2019-07-25 –, Room 349
If you're familiar with Julia and its ecosystem, you may have noticed something lovely but a bit puzzling: there seems to be an unusually large amount of code reuse between packages compared to other seemingly similar languages. This sharing of code comes in two forms:
- Sharing basic types among a wide variety of packages providing disparate functionality;
- Sharing generic algorithms that work on various implementations of common abstractions.
Why does generic code in Julia "just work"? Why do Julia packages seem to share types with so little friction? Both kinds of reuse are supposed to be natural benefits of class-based object-oriented languages. After all, inheritance and encapsulation are two of the four pillars of OOP. Even more puzzling is that Julia has no encapsulation and doesn't allow inheriting from concrete types at all. Yet both kinds of code reuse are rampant. What is going on? In this talk, I make the case that both of kinds sharing stem directly from Julia's multiple dispatch programming paradigm.

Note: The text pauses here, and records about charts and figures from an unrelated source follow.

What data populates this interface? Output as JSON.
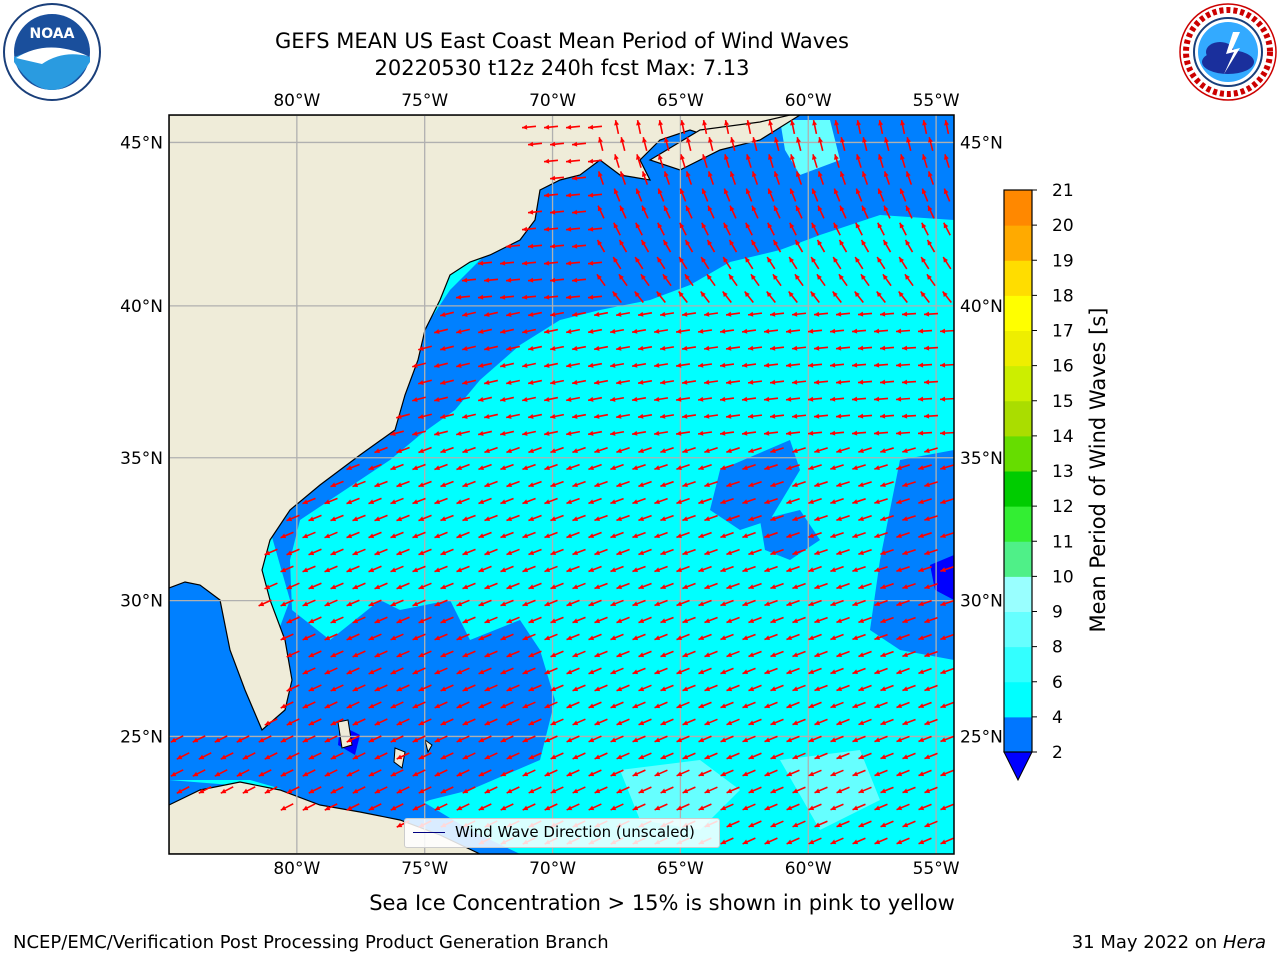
{
  "title": {
    "line1": "GEFS MEAN US East Coast Mean Period of Wind Waves",
    "line2": "20220530 t12z 240h fcst   Max: 7.13"
  },
  "logos": {
    "noaa_text": "NOAA",
    "nws_text": "NATIONAL WEATHER SERVICE"
  },
  "map": {
    "lon_labels": [
      "80°W",
      "75°W",
      "70°W",
      "65°W",
      "60°W",
      "55°W"
    ],
    "lat_labels": [
      "45°N",
      "40°N",
      "35°N",
      "30°N",
      "25°N"
    ],
    "lon_values": [
      -80,
      -75,
      -70,
      -65,
      -60,
      -55
    ],
    "lat_values": [
      45,
      40,
      35,
      30,
      25
    ],
    "extent": {
      "lon_min": -85,
      "lon_max": -54.3,
      "lat_min": 20.5,
      "lat_max": 45.8
    },
    "arrow_color": "#ff0000",
    "land_color": "#efecd9",
    "legend_label": "Wind Wave Direction (unscaled)"
  },
  "colorbar": {
    "label": "Mean Period of Wind Waves [s]",
    "ticks": [
      "2",
      "4",
      "6",
      "8",
      "9",
      "10",
      "11",
      "12",
      "13",
      "14",
      "15",
      "16",
      "17",
      "18",
      "19",
      "20",
      "21"
    ],
    "colors": [
      "#0076ff",
      "#00ffff",
      "#33ffff",
      "#66ffff",
      "#99ffff",
      "#4ff088",
      "#33ee33",
      "#00cc00",
      "#66dd00",
      "#aadd00",
      "#ccee00",
      "#eeee00",
      "#ffff00",
      "#ffdd00",
      "#ffaa00",
      "#ff8800",
      "#ff4400",
      "#ff0000"
    ],
    "under_color": "#0000ff"
  },
  "notes": {
    "ice": "Sea Ice Concentration > 15% is shown in pink to yellow",
    "credit_left": "NCEP/EMC/Verification Post Processing Product Generation Branch",
    "credit_date": "31 May 2022 on ",
    "credit_host": "Hera"
  }
}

The former kind of sharing of types stems from the external nature of multiple dispatch: the source of many problems in class-based OOP is that methods have to live "inside of" classes. Simply by associating methods with generic functions rather than the type that they operate on, multiple dispatch avoids many of the problems that OOP has.
The latter kind of sharing stems from the ability to correctly choose specialized code based on the types of all arguments of a function. There are patterns like double dispatch to try to deal with this in single dispatch languages, but they are cumbersome, brittle and opt-in, meaning that unless someone else planned for you to extend their code, you are unlikely to be able to do so.
Stefan is one of the co-creators of Julia and a co-founder of Julia Computing. Before Julia, he was a software engineer and data scientist at Akamai, Citrix Online, and Etsy. In addition to running Julia Computing, he holds a part-time appointment as a Research Engineer at New York University as part of the Moore-Sloan Data Science Environment.